I had the good fortune to speak with Chinese dissident Harry Wu. Harry Wu spent a good portion of his adult life in a concentration camp in China. Harry worked digging coal, mining copper and tilling the fields. Today, China maintains a system of so-called prison camps (lao gai) which supply the raw materials for her expanding economy. Inside the Chinese Gulag, millions suffer under the most primitive conditions as slave labor for the communist empire. Many so called dissidents are now serving in these forced labor camps.

Yet, there are fates worse than spending years inside a Gulag. Take, for example, the jigsaw man, or the selling of body parts from so called "criminals" murdered by the communist government. Again, many political dissidents have been executed by the Chinese state as "criminals". If they were real criminals, their remains would be claimed by relatives. However, China does not view the relatives of political dissidents as innocents. It is not uncommon for a wife or mother, anyone related to the jailed dissident, to be arrested and sent to the work camps as well. Mothers, fathers, and wives cannot reclaim the bodies of dissidents for fear of being arrested as co-conspirators. Thus, the bodies become State property. They are then sliced up like beef to be sold in the United States as organ donations. Mr. Wu even spoke of one case where some of the organs of a dissident were removed BEFORE he was executed with a bullet in the head.

Furthermore, Mr. Wu told me of his recent failed attempt to enter China through the remote border with Kazakhstan. He was quickly identified by the Chinese State Security who used US made computers to search a centralized data bank in Beijing. Keep in mind, this is the remote Chinese/Kazak border where phone lines do not exist. In fact, the State Security officials were in real time contact with the main office computers in Beijing, using a satellite uplink. After his arrest, the State Security officers escorted him to prison, taking their orders over a US made Motorola encrypted cellular phone.

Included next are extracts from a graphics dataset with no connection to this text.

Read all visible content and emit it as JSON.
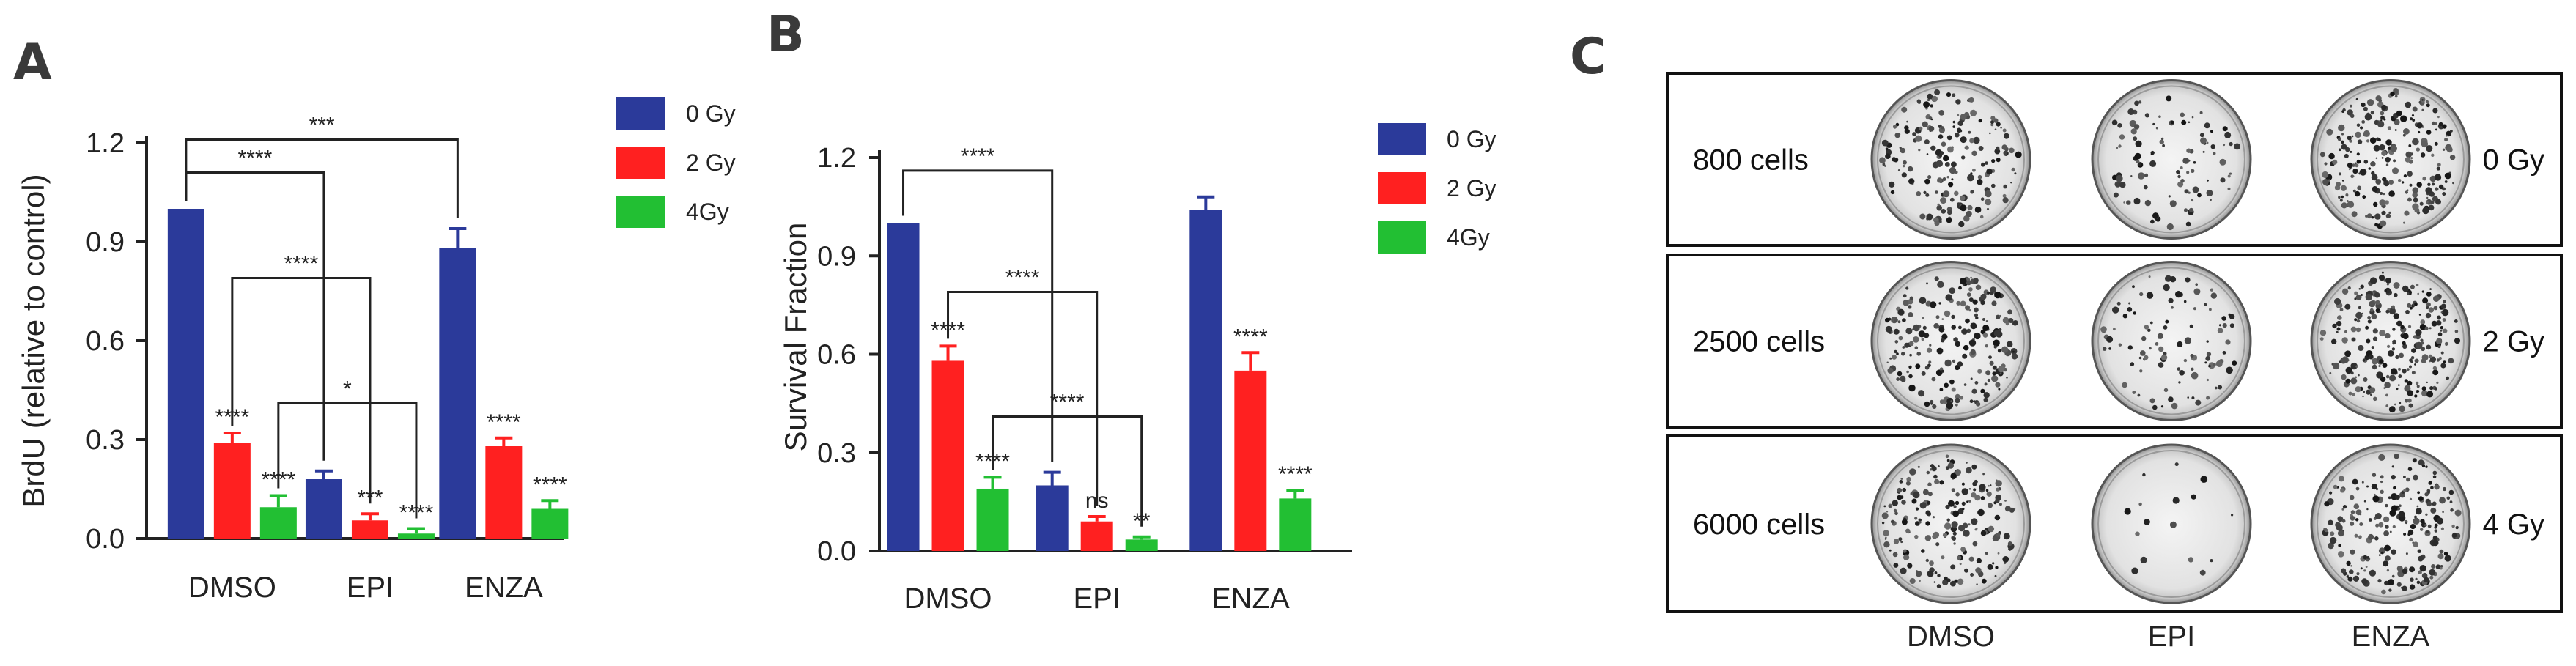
{
  "colors": {
    "blue": "#2b3a9a",
    "red": "#ff2020",
    "green": "#22bf33",
    "axis": "#222222",
    "frame": "#111111"
  },
  "panels": {
    "a": "A",
    "b": "B",
    "c": "C"
  },
  "chart_data": [
    {
      "id": "A",
      "type": "bar",
      "ylabel": "BrdU (relative to control)",
      "xlabel": "",
      "ylim": [
        0,
        1.2
      ],
      "yticks": [
        "0.0",
        "0.3",
        "0.6",
        "0.9",
        "1.2"
      ],
      "categories": [
        "DMSO",
        "EPI",
        "ENZA"
      ],
      "legend_position": "top-right",
      "series": [
        {
          "name": "0 Gy",
          "color": "#2b3a9a",
          "values": [
            1.0,
            0.18,
            0.88
          ],
          "errors": [
            0,
            0.025,
            0.06
          ],
          "stars": [
            "",
            "",
            ""
          ]
        },
        {
          "name": "2 Gy",
          "color": "#ff2020",
          "values": [
            0.29,
            0.055,
            0.28
          ],
          "errors": [
            0.03,
            0.02,
            0.025
          ],
          "stars": [
            "****",
            "***",
            "****"
          ]
        },
        {
          "name": "4Gy",
          "color": "#22bf33",
          "values": [
            0.095,
            0.015,
            0.09
          ],
          "errors": [
            0.035,
            0.015,
            0.025
          ],
          "stars": [
            "****",
            "****",
            "****"
          ]
        }
      ],
      "comparisons": [
        {
          "label": "***",
          "from": [
            0,
            0
          ],
          "to": [
            2,
            0
          ],
          "y": 1.21
        },
        {
          "label": "****",
          "from": [
            0,
            0
          ],
          "to": [
            1,
            0
          ],
          "y": 1.11
        },
        {
          "label": "****",
          "from": [
            0,
            1
          ],
          "to": [
            1,
            1
          ],
          "y": 0.79
        },
        {
          "label": "*",
          "from": [
            0,
            2
          ],
          "to": [
            1,
            2
          ],
          "y": 0.41
        }
      ]
    },
    {
      "id": "B",
      "type": "bar",
      "ylabel": "Survival Fraction",
      "xlabel": "",
      "ylim": [
        0,
        1.2
      ],
      "yticks": [
        "0.0",
        "0.3",
        "0.6",
        "0.9",
        "1.2"
      ],
      "categories": [
        "DMSO",
        "EPI",
        "ENZA"
      ],
      "legend_position": "top-right",
      "series": [
        {
          "name": "0 Gy",
          "color": "#2b3a9a",
          "values": [
            1.0,
            0.2,
            1.04
          ],
          "errors": [
            0,
            0.04,
            0.04
          ],
          "stars": [
            "",
            "",
            ""
          ]
        },
        {
          "name": "2 Gy",
          "color": "#ff2020",
          "values": [
            0.58,
            0.09,
            0.55
          ],
          "errors": [
            0.045,
            0.015,
            0.055
          ],
          "stars": [
            "****",
            "ns",
            "****"
          ]
        },
        {
          "name": "4Gy",
          "color": "#22bf33",
          "values": [
            0.19,
            0.035,
            0.16
          ],
          "errors": [
            0.035,
            0.008,
            0.025
          ],
          "stars": [
            "****",
            "**",
            "****"
          ]
        }
      ],
      "comparisons": [
        {
          "label": "****",
          "from": [
            0,
            0
          ],
          "to": [
            1,
            0
          ],
          "y": 1.16
        },
        {
          "label": "****",
          "from": [
            0,
            1
          ],
          "to": [
            1,
            1
          ],
          "y": 0.79
        },
        {
          "label": "****",
          "from": [
            0,
            2
          ],
          "to": [
            1,
            2
          ],
          "y": 0.41
        }
      ]
    }
  ],
  "panel_c": {
    "rows": [
      {
        "cells": "800 cells",
        "dose": "0 Gy"
      },
      {
        "cells": "2500 cells",
        "dose": "2 Gy"
      },
      {
        "cells": "6000 cells",
        "dose": "4 Gy"
      }
    ],
    "columns": [
      "DMSO",
      "EPI",
      "ENZA"
    ],
    "density": [
      [
        0.75,
        0.4,
        0.95
      ],
      [
        0.85,
        0.4,
        1.0
      ],
      [
        0.8,
        0.06,
        0.9
      ]
    ]
  }
}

After his speech Mr. Wu spotted the stack of documents I have obtained from the US Commerce Department. These documents cover some of the Chinese deals made by the Clinton administration. He expressed an interest in viewing some of them and making a few copies for his benefit. I, of course, obliged.

"How did you get them?" he asked while looking over the list of weapons presented to Ron Brown by Loral's Bernard Schwartz.

"Freedom of information," I replied. "Our government has to respond."

"Novel idea this 'Freedom of Information'," he commented with a slight smile.

"Yes it is," I said proudly. "I suppose in your country I would be in a prison camp for asking these kind of questions."

"No," he said firmly. "You'd be dead."